Monthly Archives: December 2010

A Move In The Wrong Direction

For the last century, Texas has been the energy capital of the United States and in order to maintain that position at the top we must attract new renewable energy companies to Texas.  Today the PUC convened in an open meeting to discuss the important question of whether Texas should be involved in the 21st century energy market, a market which is rapidly becoming dominated by China and India, among others.  Unfortunately it seems the conclusion they’ve already come to is “why do today what you can put off until eight years from tomorrow.”

 The PUC’s proposed rule pushes back the 2015 goal set by the legislature of having 500 MW of solar and other non-wind renewables to 2018, letting the solar and other renewable energy industries know that when it comes to planning for the future, we’d just as soon wait.  Not that anyone should be surprised, considering the legislature first passed this 500 MW goal in 2005 and it has taken five years for the PUC to respond with a proposal.

 A more aggressive Renewable Portfolio Standard for non-wind renewable energy, much like the one that fostered Texas’ wind dominance, is the type of policy that can help Texas be a leader in solar.  The PUC seemed to recognize this fact, and the clear intent of the Legislature in its first two drafts of this proposed rule.  A great deal of time and effort from staff and stakeholders went into discussing and analyzing the costs and benefits since the last draft was published in April.  However, for reasons the PUC has not disclosed, they have decided that instead of 500 MW by 2015 Texas needs 10 MW of solar and 20 MW of other renewables.  That is a dramatic drop from enough renewable energy to power 250,000 homes to only 15,000 homes.  The PUC’s change of heart on the non-wind RPS is economically irresponsible and sends the wrong message to renewable energy companies looking to do business in Texas.  This decision could drive solar companies to Arizona, New Mexico or Colorado, states with much more aggressive solar energy mandates.

 Meanwhile, Central Texas cities such as San Antonio and Austin, whose municipally owned utilities are not subject to the PUC, have established their own goals for solar power and have taken the initiative to invest now to offset the future risks of the rising cost of energy.
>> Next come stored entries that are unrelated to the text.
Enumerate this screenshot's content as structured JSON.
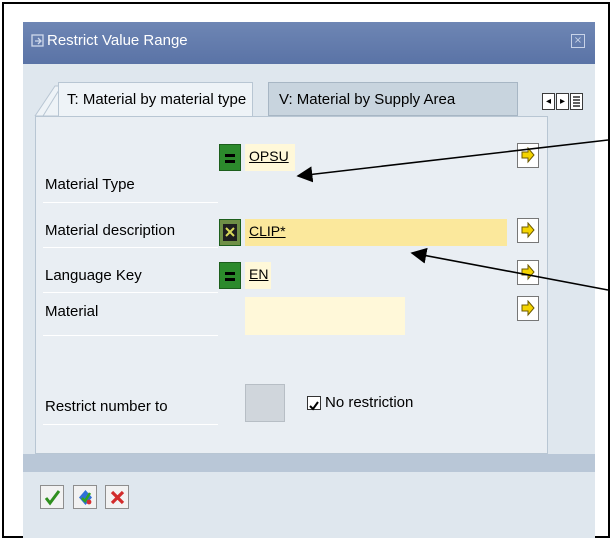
{
  "window": {
    "title": "Restrict Value Range",
    "close_glyph": "×"
  },
  "tabs": [
    {
      "label": "T: Material by material type",
      "active": true
    },
    {
      "label": "V: Material by Supply Area",
      "active": false
    }
  ],
  "tab_nav": {
    "prev_glyph": "◂",
    "next_glyph": "▸",
    "menu_icon": "tab-list-icon"
  },
  "fields": [
    {
      "label": "Material Type",
      "operator": "=",
      "value": "OPSU"
    },
    {
      "label": "Material description",
      "operator": "pattern",
      "value": "CLIP*"
    },
    {
      "label": "Language Key",
      "operator": "=",
      "value": "EN"
    },
    {
      "label": "Material",
      "operator": "",
      "value": ""
    }
  ],
  "restrict": {
    "label": "Restrict number to",
    "value": "",
    "checkbox_label": "No restriction",
    "checked": true,
    "check_glyph": "✔"
  },
  "toolbar": {
    "ok_icon": "checkmark-icon",
    "start_icon": "start-search-icon",
    "cancel_icon": "cancel-icon"
  },
  "colors": {
    "title_bar": "#5f77a9",
    "panel": "#e9eef3",
    "field_yellow": "#fff8d9",
    "operator_green": "#2c8a2c"
  }
}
Earlier this month SunPower announced plans to open a new corporate operations center in Austin, bringing around 450 jobs to the city.  Just this week RRE Solar broke ground on a mammoth solar project in Pflugerville that will be the flagship project of a multi-national renewable energy company that sees vast growth potential for utility-scale solar development in Texas.  San Antonio’s work with SunEdison on three 10 MW installations in the city is expected to lead to larger economic development opportunities with the solar giant. 

 Despite what some critics have said, it’s clear that cost is not really the issue when considering these types of long term goals.  Austin Energy and City Public Service represent some of the lowest electric rates in Texas over the last few years, and to keep those rates low and create new jobs their communities have set goals for solar power.  Even the PUC has been clear about the benefits of the RPS, saying in their 2009 report that wind energy “has had the impact of lowering wholesale and retail prices of electricity.”  However, the Austin and San Antonio utilities represent only about 10% of the market.  If Texas is going to fully take advantage of its solar resources, the PUC needs to have meaningful requirements for the rest of the market.

We can only hope that the 82nd Legislature passes more meaningful incentives for renewable energy to help generate clean Texas renewable energy generated power, economic development and the jobs that the PUC’s current plan fails to deliver.